At ETH, immunologist Emma Wetter Slack and microbiologists Tim Keys and Markus Aebi are working together on an easy-to-produce, affordable and storable Covid-19 vaccine based on a virus-like particle. This could be used worldwide, but is aimed primarily at developing countries. The vaccine is intended to stimulate the human immune system to produce antibodies and to promote a cellular immune response. The ETH researchers are also hopeful that it will be effective against a range of coronaviruses, including future variants.

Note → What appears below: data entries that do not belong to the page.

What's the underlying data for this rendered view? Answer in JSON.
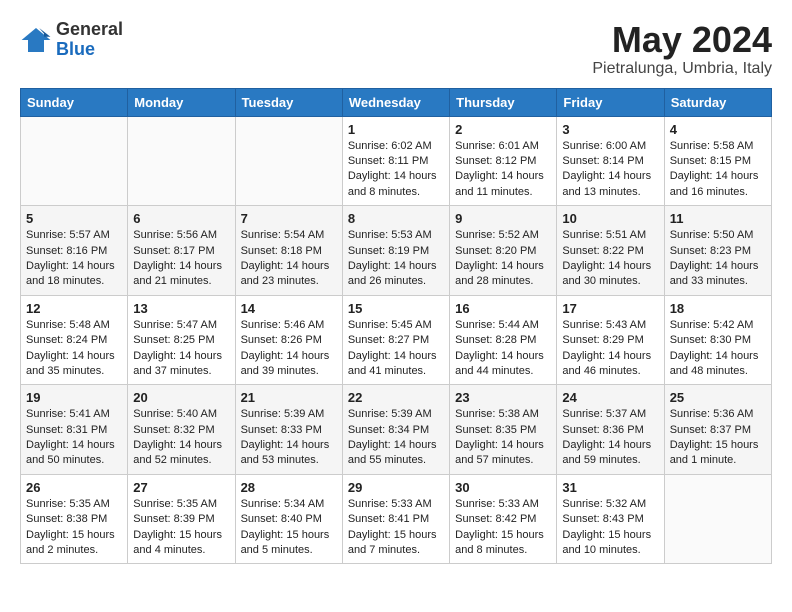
{
  "header": {
    "logo_general": "General",
    "logo_blue": "Blue",
    "month_title": "May 2024",
    "subtitle": "Pietralunga, Umbria, Italy"
  },
  "days_of_week": [
    "Sunday",
    "Monday",
    "Tuesday",
    "Wednesday",
    "Thursday",
    "Friday",
    "Saturday"
  ],
  "weeks": [
    [
      {
        "day": "",
        "info": ""
      },
      {
        "day": "",
        "info": ""
      },
      {
        "day": "",
        "info": ""
      },
      {
        "day": "1",
        "info": "Sunrise: 6:02 AM\nSunset: 8:11 PM\nDaylight: 14 hours\nand 8 minutes."
      },
      {
        "day": "2",
        "info": "Sunrise: 6:01 AM\nSunset: 8:12 PM\nDaylight: 14 hours\nand 11 minutes."
      },
      {
        "day": "3",
        "info": "Sunrise: 6:00 AM\nSunset: 8:14 PM\nDaylight: 14 hours\nand 13 minutes."
      },
      {
        "day": "4",
        "info": "Sunrise: 5:58 AM\nSunset: 8:15 PM\nDaylight: 14 hours\nand 16 minutes."
      }
    ],
    [
      {
        "day": "5",
        "info": "Sunrise: 5:57 AM\nSunset: 8:16 PM\nDaylight: 14 hours\nand 18 minutes."
      },
      {
        "day": "6",
        "info": "Sunrise: 5:56 AM\nSunset: 8:17 PM\nDaylight: 14 hours\nand 21 minutes."
      },
      {
        "day": "7",
        "info": "Sunrise: 5:54 AM\nSunset: 8:18 PM\nDaylight: 14 hours\nand 23 minutes."
      },
      {
        "day": "8",
        "info": "Sunrise: 5:53 AM\nSunset: 8:19 PM\nDaylight: 14 hours\nand 26 minutes."
      },
      {
        "day": "9",
        "info": "Sunrise: 5:52 AM\nSunset: 8:20 PM\nDaylight: 14 hours\nand 28 minutes."
      },
      {
        "day": "10",
        "info": "Sunrise: 5:51 AM\nSunset: 8:22 PM\nDaylight: 14 hours\nand 30 minutes."
      },
      {
        "day": "11",
        "info": "Sunrise: 5:50 AM\nSunset: 8:23 PM\nDaylight: 14 hours\nand 33 minutes."
      }
    ],
    [
      {
        "day": "12",
        "info": "Sunrise: 5:48 AM\nSunset: 8:24 PM\nDaylight: 14 hours\nand 35 minutes."
      },
      {
        "day": "13",
        "info": "Sunrise: 5:47 AM\nSunset: 8:25 PM\nDaylight: 14 hours\nand 37 minutes."
      },
      {
        "day": "14",
        "info": "Sunrise: 5:46 AM\nSunset: 8:26 PM\nDaylight: 14 hours\nand 39 minutes."
      },
      {
        "day": "15",
        "info": "Sunrise: 5:45 AM\nSunset: 8:27 PM\nDaylight: 14 hours\nand 41 minutes."
      },
      {
        "day": "16",
        "info": "Sunrise: 5:44 AM\nSunset: 8:28 PM\nDaylight: 14 hours\nand 44 minutes."
      },
      {
        "day": "17",
        "info": "Sunrise: 5:43 AM\nSunset: 8:29 PM\nDaylight: 14 hours\nand 46 minutes."
      },
      {
        "day": "18",
        "info": "Sunrise: 5:42 AM\nSunset: 8:30 PM\nDaylight: 14 hours\nand 48 minutes."
      }
    ],
    [
      {
        "day": "19",
        "info": "Sunrise: 5:41 AM\nSunset: 8:31 PM\nDaylight: 14 hours\nand 50 minutes."
      },
      {
        "day": "20",
        "info": "Sunrise: 5:40 AM\nSunset: 8:32 PM\nDaylight: 14 hours\nand 52 minutes."
      },
      {
        "day": "21",
        "info": "Sunrise: 5:39 AM\nSunset: 8:33 PM\nDaylight: 14 hours\nand 53 minutes."
      },
      {
        "day": "22",
        "info": "Sunrise: 5:39 AM\nSunset: 8:34 PM\nDaylight: 14 hours\nand 55 minutes."
      },
      {
        "day": "23",
        "info": "Sunrise: 5:38 AM\nSunset: 8:35 PM\nDaylight: 14 hours\nand 57 minutes."
      },
      {
        "day": "24",
        "info": "Sunrise: 5:37 AM\nSunset: 8:36 PM\nDaylight: 14 hours\nand 59 minutes."
      },
      {
        "day": "25",
        "info": "Sunrise: 5:36 AM\nSunset: 8:37 PM\nDaylight: 15 hours\nand 1 minute."
      }
    ],
    [
      {
        "day": "26",
        "info": "Sunrise: 5:35 AM\nSunset: 8:38 PM\nDaylight: 15 hours\nand 2 minutes."
      },
      {
        "day": "27",
        "info": "Sunrise: 5:35 AM\nSunset: 8:39 PM\nDaylight: 15 hours\nand 4 minutes."
      },
      {
        "day": "28",
        "info": "Sunrise: 5:34 AM\nSunset: 8:40 PM\nDaylight: 15 hours\nand 5 minutes."
      },
      {
        "day": "29",
        "info": "Sunrise: 5:33 AM\nSunset: 8:41 PM\nDaylight: 15 hours\nand 7 minutes."
      },
      {
        "day": "30",
        "info": "Sunrise: 5:33 AM\nSunset: 8:42 PM\nDaylight: 15 hours\nand 8 minutes."
      },
      {
        "day": "31",
        "info": "Sunrise: 5:32 AM\nSunset: 8:43 PM\nDaylight: 15 hours\nand 10 minutes."
      },
      {
        "day": "",
        "info": ""
      }
    ]
  ]
}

As the coronavirus-related research projects searching for vaccines and active substances are designed for the medium to long term, results cannot be expected immediately. If certain substances prove to be effective, they will still need to be tested in clinical trials or approved for the new therapeutic purpose.
Four pillars of ETH coronavirus research
In order to advance research into the novel coronavirus, ETH Zurich has approved over 20 projects from various disciplines. Special permits will allow researchers to resume or continue their work in the laboratory. The approved projects have been grouped into four clusters: Diagnostics, drug and vaccine research, epidemiology, protective clothing and intensive care.